Turner's life with ALS was documented in the music video for the song "Journey On" by Ty Herndon. Turner and his two children appeared in the music video along with Herndon. In 2012, Jon Frankel of HBO worked with Turner to create the documentary film American Man, describing Turner's life, especially his battle with ALS.
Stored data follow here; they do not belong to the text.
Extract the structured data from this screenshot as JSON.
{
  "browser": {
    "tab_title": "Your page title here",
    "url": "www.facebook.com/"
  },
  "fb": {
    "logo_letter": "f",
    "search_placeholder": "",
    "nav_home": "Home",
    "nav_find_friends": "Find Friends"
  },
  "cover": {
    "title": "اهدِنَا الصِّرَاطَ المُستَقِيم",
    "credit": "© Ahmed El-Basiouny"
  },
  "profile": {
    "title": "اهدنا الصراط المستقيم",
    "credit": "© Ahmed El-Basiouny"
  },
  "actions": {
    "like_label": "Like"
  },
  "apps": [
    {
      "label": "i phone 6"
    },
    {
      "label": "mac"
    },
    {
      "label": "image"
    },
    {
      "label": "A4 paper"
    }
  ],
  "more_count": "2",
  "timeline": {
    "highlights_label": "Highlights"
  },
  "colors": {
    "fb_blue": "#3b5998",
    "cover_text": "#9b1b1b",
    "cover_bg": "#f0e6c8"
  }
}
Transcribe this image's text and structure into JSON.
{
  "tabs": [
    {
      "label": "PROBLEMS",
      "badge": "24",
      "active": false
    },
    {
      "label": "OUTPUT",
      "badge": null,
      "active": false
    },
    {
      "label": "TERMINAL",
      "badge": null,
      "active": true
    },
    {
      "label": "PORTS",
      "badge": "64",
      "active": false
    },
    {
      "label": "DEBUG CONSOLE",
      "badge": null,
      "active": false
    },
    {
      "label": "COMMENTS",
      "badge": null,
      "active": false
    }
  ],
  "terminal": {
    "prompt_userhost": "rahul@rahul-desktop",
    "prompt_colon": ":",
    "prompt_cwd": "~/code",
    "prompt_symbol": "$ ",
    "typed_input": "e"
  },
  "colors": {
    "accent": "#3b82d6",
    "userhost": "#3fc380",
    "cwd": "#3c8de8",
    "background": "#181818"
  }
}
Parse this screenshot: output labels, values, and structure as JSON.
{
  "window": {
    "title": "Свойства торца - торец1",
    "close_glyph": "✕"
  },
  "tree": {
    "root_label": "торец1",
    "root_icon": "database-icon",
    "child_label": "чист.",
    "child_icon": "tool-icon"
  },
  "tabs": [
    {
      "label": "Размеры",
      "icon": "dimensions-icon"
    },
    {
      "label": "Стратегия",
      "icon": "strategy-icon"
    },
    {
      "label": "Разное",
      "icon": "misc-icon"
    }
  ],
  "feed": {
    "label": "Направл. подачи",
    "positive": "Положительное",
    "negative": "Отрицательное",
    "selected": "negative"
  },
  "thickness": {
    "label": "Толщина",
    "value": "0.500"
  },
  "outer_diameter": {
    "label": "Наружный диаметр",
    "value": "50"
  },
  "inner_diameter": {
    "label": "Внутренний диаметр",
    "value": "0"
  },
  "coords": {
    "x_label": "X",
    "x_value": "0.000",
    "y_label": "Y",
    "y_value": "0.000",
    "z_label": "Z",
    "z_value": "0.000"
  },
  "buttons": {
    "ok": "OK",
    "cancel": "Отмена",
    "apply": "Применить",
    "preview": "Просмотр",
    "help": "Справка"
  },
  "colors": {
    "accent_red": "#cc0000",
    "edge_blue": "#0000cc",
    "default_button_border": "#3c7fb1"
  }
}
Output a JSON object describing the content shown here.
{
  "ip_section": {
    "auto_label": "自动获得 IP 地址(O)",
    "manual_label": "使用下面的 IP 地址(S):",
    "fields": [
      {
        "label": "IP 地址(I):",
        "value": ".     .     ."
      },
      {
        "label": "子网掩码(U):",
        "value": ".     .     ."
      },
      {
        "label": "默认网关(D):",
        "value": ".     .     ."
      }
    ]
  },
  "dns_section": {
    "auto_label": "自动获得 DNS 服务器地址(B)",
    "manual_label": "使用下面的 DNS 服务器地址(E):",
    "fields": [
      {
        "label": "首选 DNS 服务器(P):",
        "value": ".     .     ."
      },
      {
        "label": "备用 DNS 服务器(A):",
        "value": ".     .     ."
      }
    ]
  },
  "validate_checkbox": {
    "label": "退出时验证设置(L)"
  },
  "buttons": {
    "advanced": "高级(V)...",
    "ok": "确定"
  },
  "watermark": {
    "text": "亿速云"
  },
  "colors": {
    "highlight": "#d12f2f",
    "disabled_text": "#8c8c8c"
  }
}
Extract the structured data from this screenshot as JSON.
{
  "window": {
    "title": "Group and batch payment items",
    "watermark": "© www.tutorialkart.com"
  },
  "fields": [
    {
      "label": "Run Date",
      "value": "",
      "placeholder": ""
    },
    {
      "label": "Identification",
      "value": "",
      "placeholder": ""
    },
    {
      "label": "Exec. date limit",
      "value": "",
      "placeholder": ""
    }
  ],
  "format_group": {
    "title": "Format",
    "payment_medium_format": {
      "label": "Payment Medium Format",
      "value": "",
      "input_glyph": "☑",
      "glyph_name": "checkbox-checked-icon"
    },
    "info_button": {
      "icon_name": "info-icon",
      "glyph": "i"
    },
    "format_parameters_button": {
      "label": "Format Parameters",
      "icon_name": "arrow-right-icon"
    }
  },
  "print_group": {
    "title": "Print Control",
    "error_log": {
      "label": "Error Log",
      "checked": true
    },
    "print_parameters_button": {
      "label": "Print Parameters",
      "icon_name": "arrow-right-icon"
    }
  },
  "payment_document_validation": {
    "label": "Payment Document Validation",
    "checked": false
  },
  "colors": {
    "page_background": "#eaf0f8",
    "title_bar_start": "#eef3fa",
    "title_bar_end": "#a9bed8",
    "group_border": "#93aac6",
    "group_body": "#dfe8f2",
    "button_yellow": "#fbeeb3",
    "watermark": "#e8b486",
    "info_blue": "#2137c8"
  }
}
On March 24, 2016, Turner died in his home in Vestavia Hills, Alabama. On November 3 of that year, Boston University Brain CTE Center announced that Turner had a severe case of chronic traumatic encephalopathy (CTE), which led to his death. Multiple news outlets reported that CTE killed Turner, not ALS.

The following day, the Boston University School of Medicine posted on its Facebook Page, "The VA-BU-CLF Brain Bank issued the following statement: To clarify conflicting media reports, #KevinTurner died of #ALS. ALS is a clinical diagnosis defined by the loss of movement through the degeneration of motor neuron cells. There are many known causes of ALS, specifically genetic and environmental causes, but most ALS cases are of idiopathic, or unknown, origin. By studying his brain, researchers at the VA, Boston University School of Medicine and Concussion Legacy Foundation discovered that the cause of Kevin Turner’s ALS was motor neuron cell death triggered by CTE, which is a pathological diagnosis. His clinical diagnosis remains ALS."

Turner is one of at least 345 NFL players to be diagnosed after death with chronic traumatic encephalopathy (CTE), which is caused by repeated hits to the head.